Dans dix jours, la Guinée organisera un double scrutin décisif avec les élections législatives et communales prévues le dimanche 31 mai 2026. Pourtant, la campagne électorale peine à s’animer, en raison de l’absence d’une grande partie de l’opposition. RFI souligne que malgré les moyens déployés par le pouvoir, la mobilisation reste faible et les débats, quasi inexistants.
Ce qu'il faut retenir
- Le double scrutin (législatives et communales) est prévu pour le 31 mai 2026, à dix jours du scrutin.
- Une grande partie de l’opposition a choisi de ne pas participer à ces élections, ce qui limite la dynamique de la campagne.
- Le pouvoir a investi d’importants moyens pour la campagne, mais l’atonie générale persiste.
- Ces élections sont cruciales pour le retour à l’ordre constitutionnel en Guinée.
Selon les observateurs, l’absence de figures clés de l’opposition donne à cette campagne un caractère « fade », comme le rapporte RFI. Pourtant, ces scrutins sont présentés par les autorités comme une étape majeure vers le rétablissement des institutions démocratiques après des années de tensions politiques. La présidentielle de 2025 avait déjà été marquée par des controverses et un boycott partiel de l’opposition, un scénario qui semble se reproduire aujourd’hui.
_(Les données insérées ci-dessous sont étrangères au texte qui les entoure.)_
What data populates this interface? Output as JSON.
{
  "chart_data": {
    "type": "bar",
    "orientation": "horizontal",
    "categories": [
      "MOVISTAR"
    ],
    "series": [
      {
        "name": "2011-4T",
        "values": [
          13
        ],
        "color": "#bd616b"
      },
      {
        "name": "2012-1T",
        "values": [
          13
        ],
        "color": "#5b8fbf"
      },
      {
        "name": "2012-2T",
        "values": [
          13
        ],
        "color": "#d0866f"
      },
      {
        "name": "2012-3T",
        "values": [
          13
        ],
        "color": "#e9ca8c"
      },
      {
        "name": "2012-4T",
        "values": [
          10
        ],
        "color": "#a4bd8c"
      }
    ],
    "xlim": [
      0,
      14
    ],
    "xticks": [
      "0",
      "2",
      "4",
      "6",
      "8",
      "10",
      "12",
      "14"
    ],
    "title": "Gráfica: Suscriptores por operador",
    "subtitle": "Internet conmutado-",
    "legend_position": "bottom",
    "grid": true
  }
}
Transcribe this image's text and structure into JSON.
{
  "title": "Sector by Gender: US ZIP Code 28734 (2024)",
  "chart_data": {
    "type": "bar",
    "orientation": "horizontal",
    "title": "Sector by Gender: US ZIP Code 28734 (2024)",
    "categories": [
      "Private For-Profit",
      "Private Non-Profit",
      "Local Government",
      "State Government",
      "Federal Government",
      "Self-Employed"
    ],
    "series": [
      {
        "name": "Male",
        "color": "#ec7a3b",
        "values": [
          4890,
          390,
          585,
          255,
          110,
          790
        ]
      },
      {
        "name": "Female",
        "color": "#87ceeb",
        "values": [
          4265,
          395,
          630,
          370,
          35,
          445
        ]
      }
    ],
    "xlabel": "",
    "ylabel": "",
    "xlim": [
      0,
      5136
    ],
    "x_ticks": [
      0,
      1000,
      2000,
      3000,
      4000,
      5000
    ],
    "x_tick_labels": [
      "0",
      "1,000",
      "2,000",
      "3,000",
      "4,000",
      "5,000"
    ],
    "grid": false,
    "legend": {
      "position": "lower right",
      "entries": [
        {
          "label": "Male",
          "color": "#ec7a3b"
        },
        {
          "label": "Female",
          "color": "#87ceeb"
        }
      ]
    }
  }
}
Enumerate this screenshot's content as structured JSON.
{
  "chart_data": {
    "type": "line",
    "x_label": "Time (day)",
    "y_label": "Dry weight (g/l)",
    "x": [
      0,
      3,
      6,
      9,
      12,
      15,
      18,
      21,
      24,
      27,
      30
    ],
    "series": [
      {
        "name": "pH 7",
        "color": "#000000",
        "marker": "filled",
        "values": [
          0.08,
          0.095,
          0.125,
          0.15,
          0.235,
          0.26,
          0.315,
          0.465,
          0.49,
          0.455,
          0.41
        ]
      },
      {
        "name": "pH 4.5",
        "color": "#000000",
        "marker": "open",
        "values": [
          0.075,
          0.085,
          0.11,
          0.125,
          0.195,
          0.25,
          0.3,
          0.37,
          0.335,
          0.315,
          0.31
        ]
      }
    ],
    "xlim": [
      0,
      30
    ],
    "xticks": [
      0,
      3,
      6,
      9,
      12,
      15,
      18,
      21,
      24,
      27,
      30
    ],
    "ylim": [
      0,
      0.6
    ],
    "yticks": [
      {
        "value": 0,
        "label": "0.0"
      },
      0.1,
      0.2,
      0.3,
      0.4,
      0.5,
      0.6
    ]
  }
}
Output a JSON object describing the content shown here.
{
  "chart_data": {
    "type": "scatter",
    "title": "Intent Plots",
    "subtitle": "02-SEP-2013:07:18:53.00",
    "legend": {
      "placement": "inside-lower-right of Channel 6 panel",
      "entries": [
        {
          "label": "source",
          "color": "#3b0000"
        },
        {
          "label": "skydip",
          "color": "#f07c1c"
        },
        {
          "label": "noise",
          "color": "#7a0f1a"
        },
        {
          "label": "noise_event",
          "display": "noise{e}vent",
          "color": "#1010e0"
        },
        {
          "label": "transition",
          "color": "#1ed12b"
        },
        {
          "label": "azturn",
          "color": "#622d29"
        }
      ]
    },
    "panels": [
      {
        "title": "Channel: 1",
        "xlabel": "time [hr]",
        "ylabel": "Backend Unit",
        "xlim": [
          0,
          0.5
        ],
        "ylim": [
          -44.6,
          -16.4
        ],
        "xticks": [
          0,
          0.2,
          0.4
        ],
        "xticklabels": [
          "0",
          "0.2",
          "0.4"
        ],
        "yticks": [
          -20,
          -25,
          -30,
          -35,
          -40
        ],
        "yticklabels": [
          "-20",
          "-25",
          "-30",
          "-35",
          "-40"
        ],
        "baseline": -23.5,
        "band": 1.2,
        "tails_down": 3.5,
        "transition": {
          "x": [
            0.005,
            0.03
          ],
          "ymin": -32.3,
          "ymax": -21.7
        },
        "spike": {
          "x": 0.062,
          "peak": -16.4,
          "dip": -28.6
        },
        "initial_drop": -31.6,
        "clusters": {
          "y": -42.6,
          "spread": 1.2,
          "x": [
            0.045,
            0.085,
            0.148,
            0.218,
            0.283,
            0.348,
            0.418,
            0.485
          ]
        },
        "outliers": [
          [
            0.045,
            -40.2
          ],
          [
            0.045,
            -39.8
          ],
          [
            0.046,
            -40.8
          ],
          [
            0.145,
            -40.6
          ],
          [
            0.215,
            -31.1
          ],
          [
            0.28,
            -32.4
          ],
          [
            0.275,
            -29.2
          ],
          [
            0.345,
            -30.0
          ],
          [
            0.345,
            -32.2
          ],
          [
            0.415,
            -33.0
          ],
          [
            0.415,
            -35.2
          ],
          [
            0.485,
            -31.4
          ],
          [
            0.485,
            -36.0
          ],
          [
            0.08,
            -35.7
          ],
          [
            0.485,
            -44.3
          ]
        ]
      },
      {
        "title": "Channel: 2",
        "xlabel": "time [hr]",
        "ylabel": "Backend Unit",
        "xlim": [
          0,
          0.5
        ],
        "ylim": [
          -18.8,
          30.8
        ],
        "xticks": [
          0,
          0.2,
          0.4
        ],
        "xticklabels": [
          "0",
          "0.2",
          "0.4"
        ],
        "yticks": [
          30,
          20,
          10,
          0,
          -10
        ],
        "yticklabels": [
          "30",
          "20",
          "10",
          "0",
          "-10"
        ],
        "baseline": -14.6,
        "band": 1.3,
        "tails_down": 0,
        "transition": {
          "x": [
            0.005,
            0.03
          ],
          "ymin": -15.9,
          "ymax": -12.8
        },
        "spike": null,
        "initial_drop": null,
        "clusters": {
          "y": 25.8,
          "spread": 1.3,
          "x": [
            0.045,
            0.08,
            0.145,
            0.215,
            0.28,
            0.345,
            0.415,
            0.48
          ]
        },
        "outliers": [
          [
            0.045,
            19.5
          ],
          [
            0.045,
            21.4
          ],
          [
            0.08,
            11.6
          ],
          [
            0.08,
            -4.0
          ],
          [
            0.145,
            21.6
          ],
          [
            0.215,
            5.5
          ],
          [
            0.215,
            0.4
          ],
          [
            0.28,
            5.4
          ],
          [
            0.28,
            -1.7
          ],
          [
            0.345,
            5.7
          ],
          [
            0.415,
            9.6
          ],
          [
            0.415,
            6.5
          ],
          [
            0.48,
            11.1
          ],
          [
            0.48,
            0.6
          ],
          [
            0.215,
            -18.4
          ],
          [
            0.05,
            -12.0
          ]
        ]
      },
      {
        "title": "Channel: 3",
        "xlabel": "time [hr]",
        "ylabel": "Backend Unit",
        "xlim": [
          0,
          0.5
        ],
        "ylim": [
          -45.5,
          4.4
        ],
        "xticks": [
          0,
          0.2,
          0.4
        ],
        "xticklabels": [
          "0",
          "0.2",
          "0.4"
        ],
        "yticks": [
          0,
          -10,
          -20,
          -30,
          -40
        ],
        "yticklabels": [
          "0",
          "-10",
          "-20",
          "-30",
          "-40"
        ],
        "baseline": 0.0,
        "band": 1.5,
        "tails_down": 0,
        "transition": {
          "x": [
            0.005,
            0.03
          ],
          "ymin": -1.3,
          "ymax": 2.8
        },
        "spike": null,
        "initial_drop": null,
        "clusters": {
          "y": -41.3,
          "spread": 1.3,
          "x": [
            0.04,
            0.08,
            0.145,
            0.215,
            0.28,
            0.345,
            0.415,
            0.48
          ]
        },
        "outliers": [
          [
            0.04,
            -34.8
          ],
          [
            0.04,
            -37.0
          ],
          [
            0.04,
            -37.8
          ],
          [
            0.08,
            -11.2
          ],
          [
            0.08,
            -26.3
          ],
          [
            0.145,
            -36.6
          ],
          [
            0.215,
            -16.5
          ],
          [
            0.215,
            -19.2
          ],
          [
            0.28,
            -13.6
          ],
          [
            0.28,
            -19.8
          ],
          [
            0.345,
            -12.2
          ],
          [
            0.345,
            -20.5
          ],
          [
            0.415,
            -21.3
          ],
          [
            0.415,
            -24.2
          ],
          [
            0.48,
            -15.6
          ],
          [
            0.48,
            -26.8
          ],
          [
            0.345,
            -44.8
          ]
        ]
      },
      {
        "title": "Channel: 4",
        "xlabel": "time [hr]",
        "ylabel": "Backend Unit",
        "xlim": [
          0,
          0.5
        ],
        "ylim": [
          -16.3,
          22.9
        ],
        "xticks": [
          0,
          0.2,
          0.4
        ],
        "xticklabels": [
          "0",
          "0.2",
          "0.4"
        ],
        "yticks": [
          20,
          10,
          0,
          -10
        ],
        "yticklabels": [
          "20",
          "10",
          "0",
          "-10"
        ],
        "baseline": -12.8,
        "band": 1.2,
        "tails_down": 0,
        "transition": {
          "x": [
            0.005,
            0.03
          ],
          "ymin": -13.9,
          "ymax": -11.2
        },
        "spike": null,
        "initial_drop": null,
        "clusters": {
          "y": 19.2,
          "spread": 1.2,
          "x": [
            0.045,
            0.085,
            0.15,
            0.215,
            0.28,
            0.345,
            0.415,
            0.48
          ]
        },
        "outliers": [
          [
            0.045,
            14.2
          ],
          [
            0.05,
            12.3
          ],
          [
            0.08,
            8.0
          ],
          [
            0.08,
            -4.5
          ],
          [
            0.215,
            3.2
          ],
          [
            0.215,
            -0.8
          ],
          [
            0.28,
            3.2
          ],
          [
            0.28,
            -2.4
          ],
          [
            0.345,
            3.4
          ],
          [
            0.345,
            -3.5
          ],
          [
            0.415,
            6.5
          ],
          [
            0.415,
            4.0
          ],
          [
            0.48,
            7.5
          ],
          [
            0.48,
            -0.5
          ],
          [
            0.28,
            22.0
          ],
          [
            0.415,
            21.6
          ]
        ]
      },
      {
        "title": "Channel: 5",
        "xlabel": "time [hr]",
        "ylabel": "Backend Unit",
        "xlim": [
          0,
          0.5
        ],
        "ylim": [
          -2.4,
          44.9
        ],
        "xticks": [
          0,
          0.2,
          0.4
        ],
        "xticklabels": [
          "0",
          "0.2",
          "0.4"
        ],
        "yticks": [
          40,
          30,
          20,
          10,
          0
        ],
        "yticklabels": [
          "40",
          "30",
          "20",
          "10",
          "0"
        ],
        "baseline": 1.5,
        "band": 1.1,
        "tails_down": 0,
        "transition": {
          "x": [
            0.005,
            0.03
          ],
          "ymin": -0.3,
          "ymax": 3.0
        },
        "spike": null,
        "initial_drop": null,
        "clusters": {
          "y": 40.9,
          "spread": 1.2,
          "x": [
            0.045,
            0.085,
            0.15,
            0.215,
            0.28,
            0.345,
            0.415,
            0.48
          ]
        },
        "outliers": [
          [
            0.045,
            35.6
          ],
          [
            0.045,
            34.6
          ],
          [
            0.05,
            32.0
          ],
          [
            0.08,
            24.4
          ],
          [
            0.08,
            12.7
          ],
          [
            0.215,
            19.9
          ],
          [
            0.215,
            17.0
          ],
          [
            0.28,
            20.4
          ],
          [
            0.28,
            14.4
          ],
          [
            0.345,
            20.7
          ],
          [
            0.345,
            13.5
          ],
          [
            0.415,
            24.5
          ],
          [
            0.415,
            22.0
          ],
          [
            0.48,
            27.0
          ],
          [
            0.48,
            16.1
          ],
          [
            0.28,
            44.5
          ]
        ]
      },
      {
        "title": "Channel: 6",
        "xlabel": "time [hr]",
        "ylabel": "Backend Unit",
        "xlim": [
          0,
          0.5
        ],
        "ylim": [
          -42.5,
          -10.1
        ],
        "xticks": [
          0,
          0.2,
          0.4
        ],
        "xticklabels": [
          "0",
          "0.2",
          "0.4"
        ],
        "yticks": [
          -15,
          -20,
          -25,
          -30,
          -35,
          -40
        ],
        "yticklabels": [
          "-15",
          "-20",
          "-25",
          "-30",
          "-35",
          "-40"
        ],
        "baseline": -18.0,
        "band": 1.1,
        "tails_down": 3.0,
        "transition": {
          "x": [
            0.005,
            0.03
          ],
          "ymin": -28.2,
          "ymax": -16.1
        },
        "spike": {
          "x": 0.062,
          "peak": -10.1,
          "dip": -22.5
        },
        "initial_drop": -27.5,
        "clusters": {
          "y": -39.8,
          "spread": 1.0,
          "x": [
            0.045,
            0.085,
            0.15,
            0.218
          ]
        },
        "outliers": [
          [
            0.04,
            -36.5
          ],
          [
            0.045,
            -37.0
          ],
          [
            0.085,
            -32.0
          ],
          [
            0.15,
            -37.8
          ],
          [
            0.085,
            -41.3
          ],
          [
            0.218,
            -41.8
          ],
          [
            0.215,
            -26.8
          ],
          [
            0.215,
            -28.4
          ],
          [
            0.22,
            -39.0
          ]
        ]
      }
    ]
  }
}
Les partis d’opposition dénoncent des irrégularités et réclament des réformes électorales avant toute participation. « Nous ne pouvons cautionner un processus qui ne garantit pas des conditions équitables », a déclaré un porte-parole de l’Union des forces démocratiques de Guinée (UFDG), cité par RFI. De son côté, le gouvernement insiste sur l’importance de ces élections pour tourner la page des crises institutionnelles récurrentes.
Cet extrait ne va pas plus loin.